Following the declines of the previous two trading sessions, the share index today rebounded by 0.23 per cent to 4,476.007 points reflecting the gains in the share prices of BOV and GO which outweighed the declines in RS2 and Farsons.

Trading activity weakened considerably from yesterday’s one-week high of €0.41 million as only €0.12 million worth of shares changed hands.

Bank of Valletta advanced by 1.3 per cent to the €2.30 level (the highest since mid-March 2015) across 14,450 shares. BOV’s financial statements as at September 30 will be published by the end of October.

Positive sentiment towards GO persisted as the equity climbed 0.9 per cent to yet another five-month high of €3.25 on volumes totalling 8,800 shares.

On the Alternative Companies List, Loqus Holdings gained 2.2 per cent to the 13c9 level on trivial volumes.

Shallow volumes were also recorded in the equities of International Hotel Investments and MaltaPost which maintained the 63c5 and €1.85 levels respectively.

HSBC failed to hold on to its intra-day high of €1.67 (+1.8 per cent) as it closed flat at €1.64. A total of 10,123 shares were traded today.

Meanwhile, RS2 Software dropped to its lowest level in four weeks as it slipped by 1.9 per cent to the €1.57 level across 8,600 shares.

Simonds Farsons Cisk extended yesterday’s decline by a minimal 0.1 per cent to €7 across 3,633 shares. The recently declared net interim dividend of 3c33 per share will be paid on October 19.

On the bond market, the RF MGS Index moved lower for the sixth consecutive day as it retreated by a further 0.18% to a two-week low of 1,168.615 points.

Euro zone sovereign bond yields experienced heightened volatility since yesterday. The 10-year benchmark German Bund yell fell to -0.037 per cent from -0.029 per cent yesterday after hitting zero per cent.

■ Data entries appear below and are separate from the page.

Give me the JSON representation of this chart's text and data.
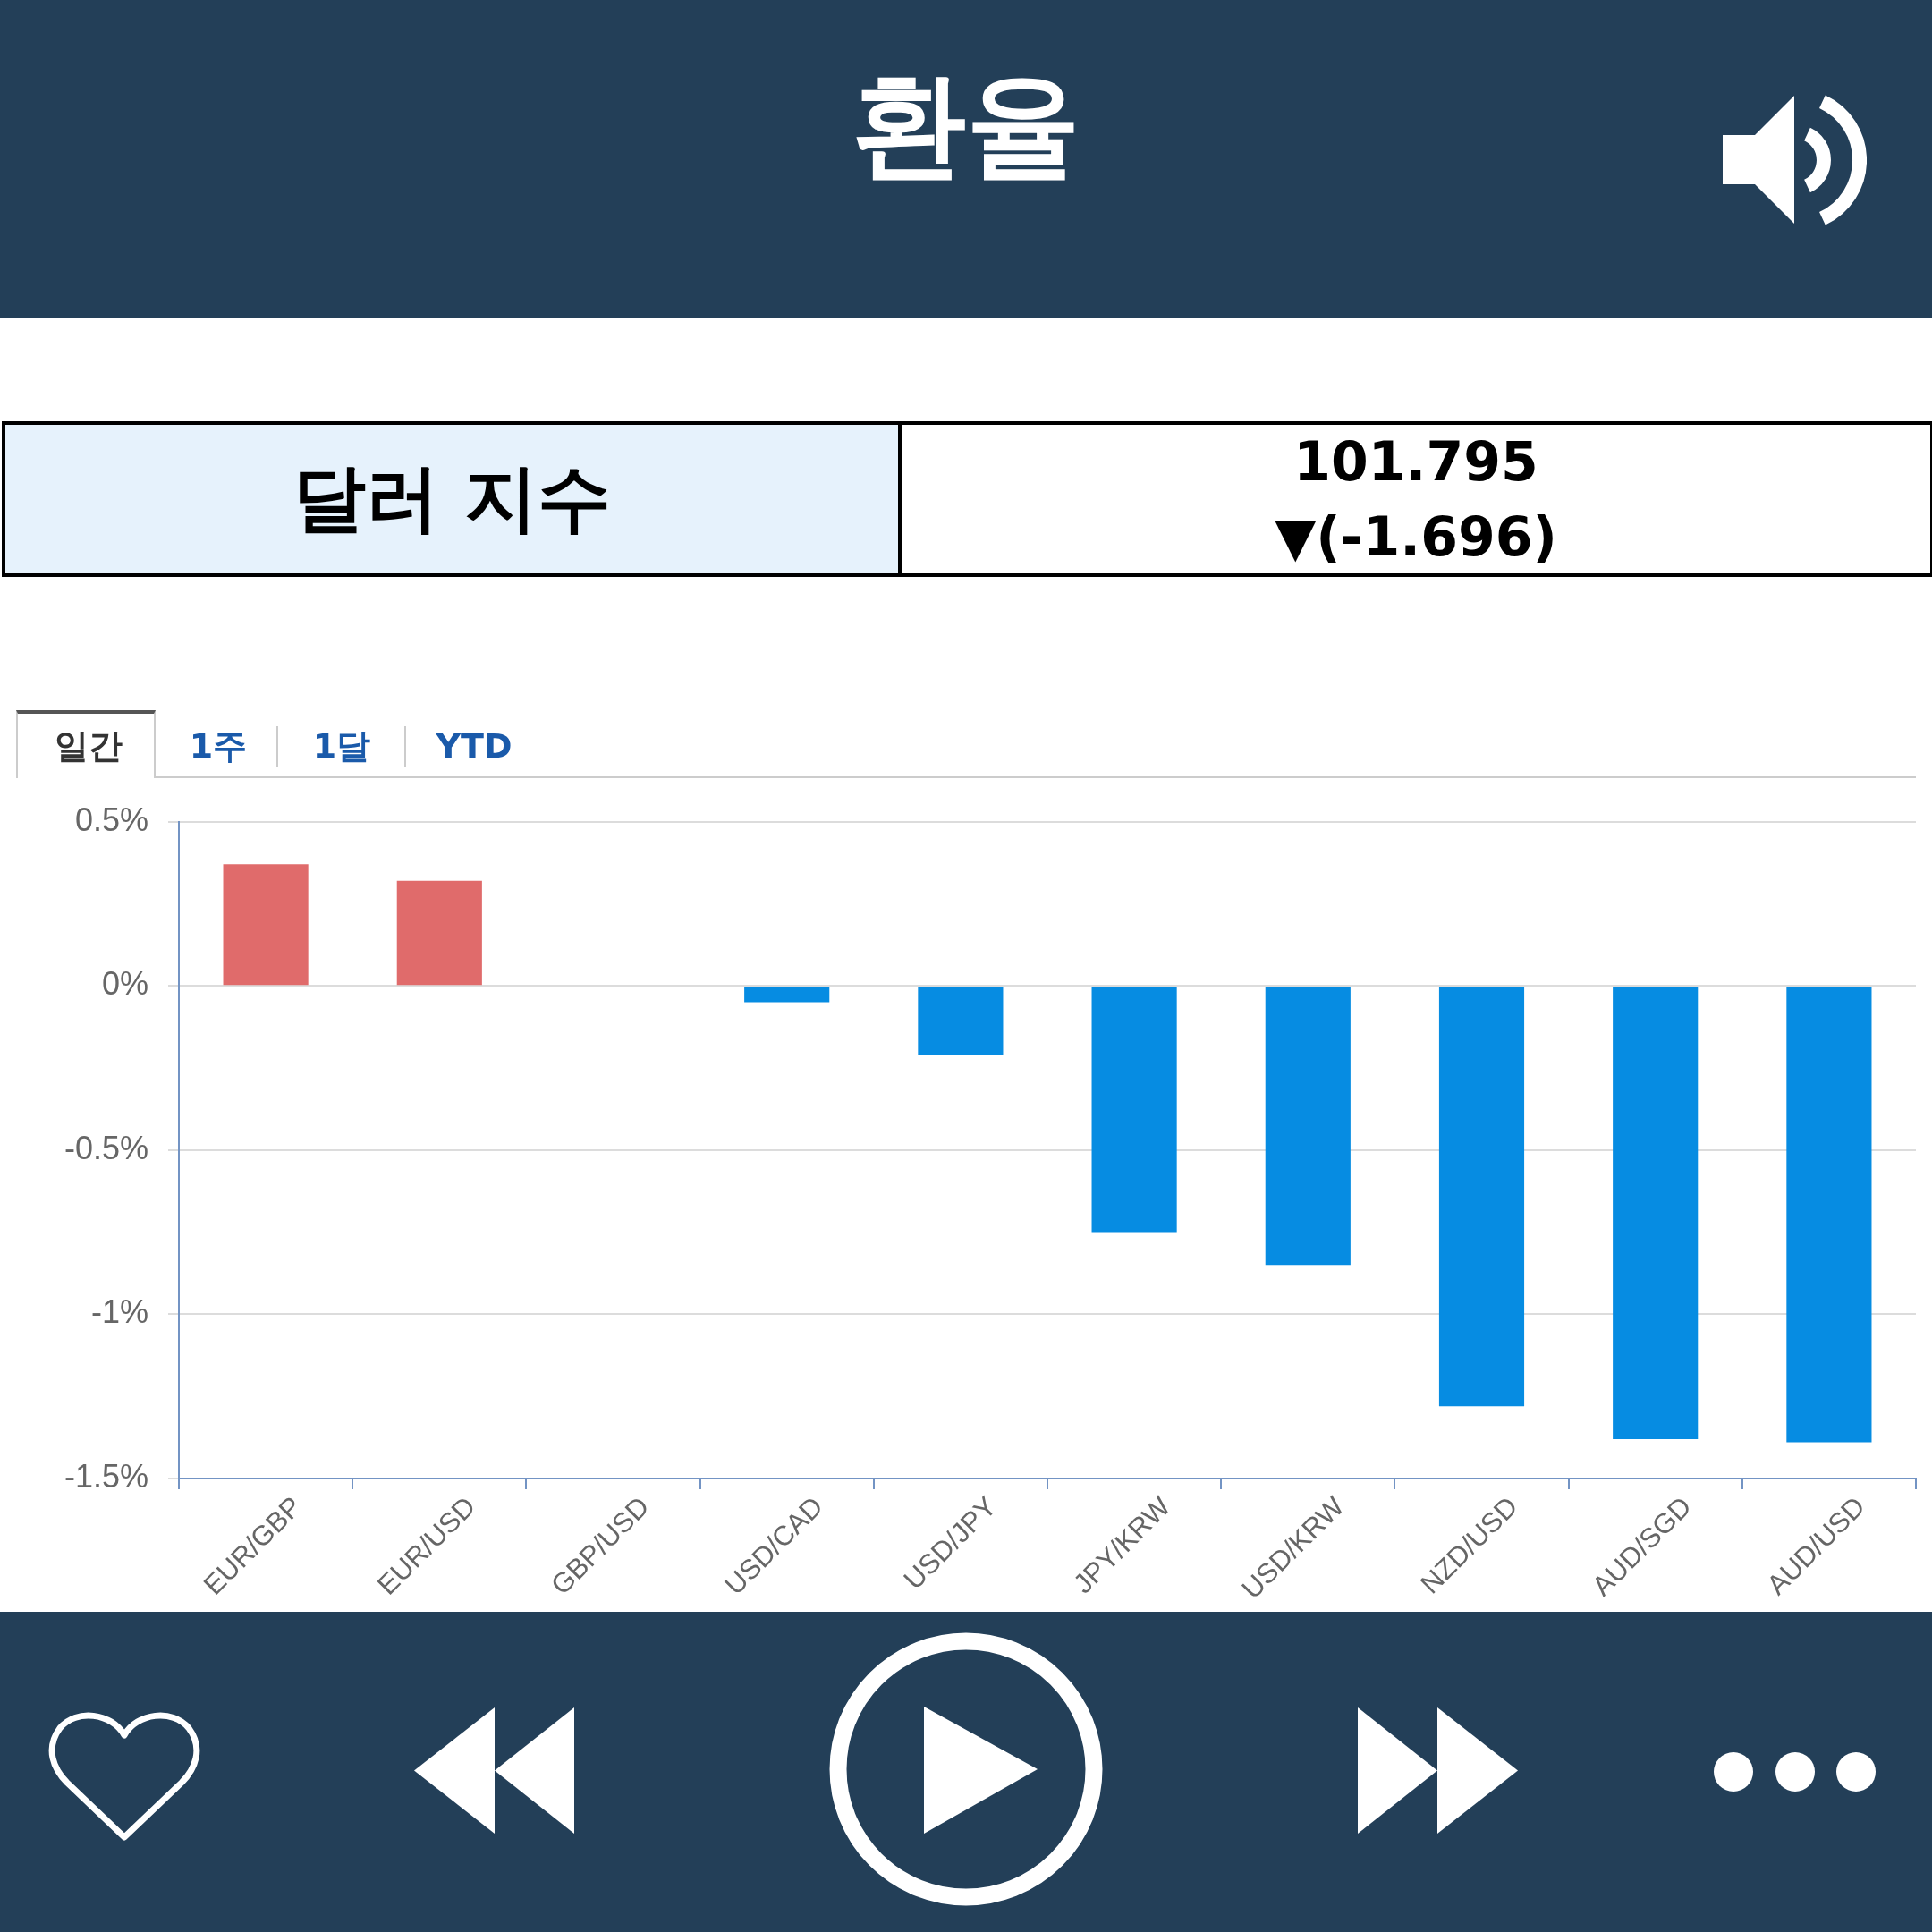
{
  "chart_data": {
    "type": "bar",
    "title": "환율",
    "annotations": [
      "달러 지수",
      "101.795",
      "▼(-1.696)",
      "일간",
      "1주",
      "1달",
      "YTD"
    ],
    "categories": [
      "EUR/GBP",
      "EUR/USD",
      "GBP/USD",
      "USD/CAD",
      "USD/JPY",
      "JPY/KRW",
      "USD/KRW",
      "NZD/USD",
      "AUD/SGD",
      "AUD/USD"
    ],
    "values": [
      0.37,
      0.32,
      0,
      -0.05,
      -0.21,
      -0.75,
      -0.85,
      -1.28,
      -1.38,
      -1.39
    ],
    "colors": [
      "#e06b6b",
      "#e06b6b",
      "#068ce2",
      "#068ce2",
      "#068ce2",
      "#068ce2",
      "#068ce2",
      "#068ce2",
      "#068ce2",
      "#068ce2"
    ],
    "ylim": [
      -1.5,
      0.5
    ],
    "yticks": [
      {
        "value": 0.5,
        "label": "0.5%"
      },
      {
        "value": 0,
        "label": "0%"
      },
      {
        "value": -0.5,
        "label": "-0.5%"
      },
      {
        "value": -1,
        "label": "-1%"
      },
      {
        "value": -1.5,
        "label": "-1.5%"
      }
    ],
    "grid": "y"
  }
}
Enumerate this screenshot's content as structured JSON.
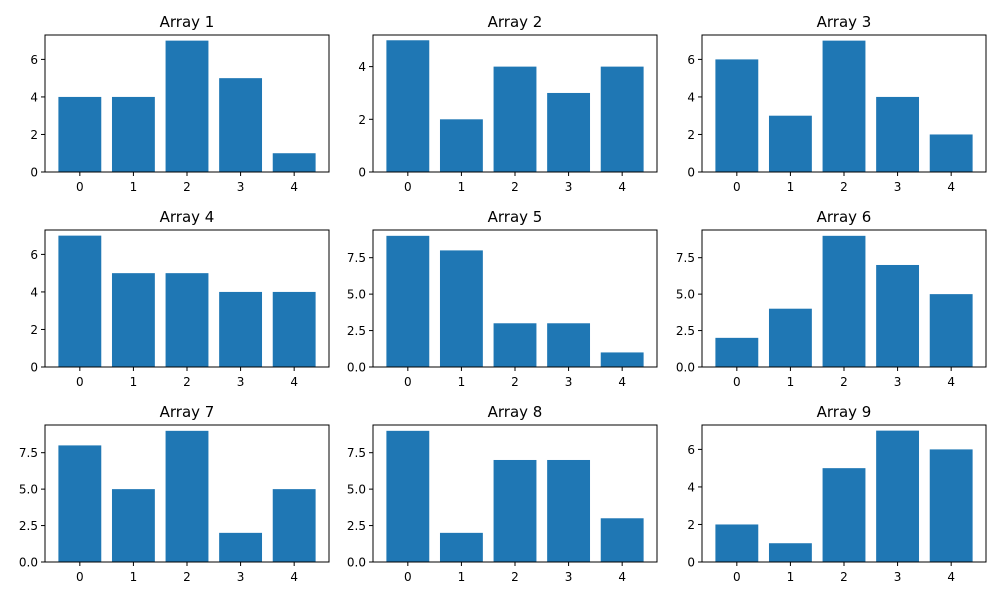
{
  "chart_data": [
    {
      "type": "bar",
      "title": "Array 1",
      "categories": [
        "0",
        "1",
        "2",
        "3",
        "4"
      ],
      "values": [
        4,
        4,
        7,
        5,
        1
      ],
      "ylim": [
        0,
        7.3
      ],
      "yticks": [
        0,
        2,
        4,
        6
      ],
      "ytick_labels": [
        "0",
        "2",
        "4",
        "6"
      ],
      "color": "#1f77b4"
    },
    {
      "type": "bar",
      "title": "Array 2",
      "categories": [
        "0",
        "1",
        "2",
        "3",
        "4"
      ],
      "values": [
        5,
        2,
        4,
        3,
        4
      ],
      "ylim": [
        0,
        5.2
      ],
      "yticks": [
        0,
        2,
        4
      ],
      "ytick_labels": [
        "0",
        "2",
        "4"
      ],
      "color": "#1f77b4"
    },
    {
      "type": "bar",
      "title": "Array 3",
      "categories": [
        "0",
        "1",
        "2",
        "3",
        "4"
      ],
      "values": [
        6,
        3,
        7,
        4,
        2
      ],
      "ylim": [
        0,
        7.3
      ],
      "yticks": [
        0,
        2,
        4,
        6
      ],
      "ytick_labels": [
        "0",
        "2",
        "4",
        "6"
      ],
      "color": "#1f77b4"
    },
    {
      "type": "bar",
      "title": "Array 4",
      "categories": [
        "0",
        "1",
        "2",
        "3",
        "4"
      ],
      "values": [
        7,
        5,
        5,
        4,
        4
      ],
      "ylim": [
        0,
        7.3
      ],
      "yticks": [
        0,
        2,
        4,
        6
      ],
      "ytick_labels": [
        "0",
        "2",
        "4",
        "6"
      ],
      "color": "#1f77b4"
    },
    {
      "type": "bar",
      "title": "Array 5",
      "categories": [
        "0",
        "1",
        "2",
        "3",
        "4"
      ],
      "values": [
        9,
        8,
        3,
        3,
        1
      ],
      "ylim": [
        0,
        9.4
      ],
      "yticks": [
        0,
        2.5,
        5,
        7.5
      ],
      "ytick_labels": [
        "0.0",
        "2.5",
        "5.0",
        "7.5"
      ],
      "color": "#1f77b4"
    },
    {
      "type": "bar",
      "title": "Array 6",
      "categories": [
        "0",
        "1",
        "2",
        "3",
        "4"
      ],
      "values": [
        2,
        4,
        9,
        7,
        5
      ],
      "ylim": [
        0,
        9.4
      ],
      "yticks": [
        0,
        2.5,
        5,
        7.5
      ],
      "ytick_labels": [
        "0.0",
        "2.5",
        "5.0",
        "7.5"
      ],
      "color": "#1f77b4"
    },
    {
      "type": "bar",
      "title": "Array 7",
      "categories": [
        "0",
        "1",
        "2",
        "3",
        "4"
      ],
      "values": [
        8,
        5,
        9,
        2,
        5
      ],
      "ylim": [
        0,
        9.4
      ],
      "yticks": [
        0,
        2.5,
        5,
        7.5
      ],
      "ytick_labels": [
        "0.0",
        "2.5",
        "5.0",
        "7.5"
      ],
      "color": "#1f77b4"
    },
    {
      "type": "bar",
      "title": "Array 8",
      "categories": [
        "0",
        "1",
        "2",
        "3",
        "4"
      ],
      "values": [
        9,
        2,
        7,
        7,
        3
      ],
      "ylim": [
        0,
        9.4
      ],
      "yticks": [
        0,
        2.5,
        5,
        7.5
      ],
      "ytick_labels": [
        "0.0",
        "2.5",
        "5.0",
        "7.5"
      ],
      "color": "#1f77b4"
    },
    {
      "type": "bar",
      "title": "Array 9",
      "categories": [
        "0",
        "1",
        "2",
        "3",
        "4"
      ],
      "values": [
        2,
        1,
        5,
        7,
        6
      ],
      "ylim": [
        0,
        7.3
      ],
      "yticks": [
        0,
        2,
        4,
        6
      ],
      "ytick_labels": [
        "0",
        "2",
        "4",
        "6"
      ],
      "color": "#1f77b4"
    }
  ]
}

On the economic front, fresh data showed that German factory orders rose more-than-expected in September to a seasonally adjusted one per cent from 0.3 per cent in the preceding month.

Analysts had expected an improvement of only 0.2 per cent. Meanwhile, an account of the European Central Bank’s (ECB) monetary policy meeting which took place early last September revealed that ECB President Mario Draghi has the support of the bank’s Governing Council should he wish to extend the €80 billion-a-month quantitative easing programme currently scheduled to end in March next year.

The ECB’s Governing Council agreed the QE programme would run until “March 2017, or beyond, if necessary”.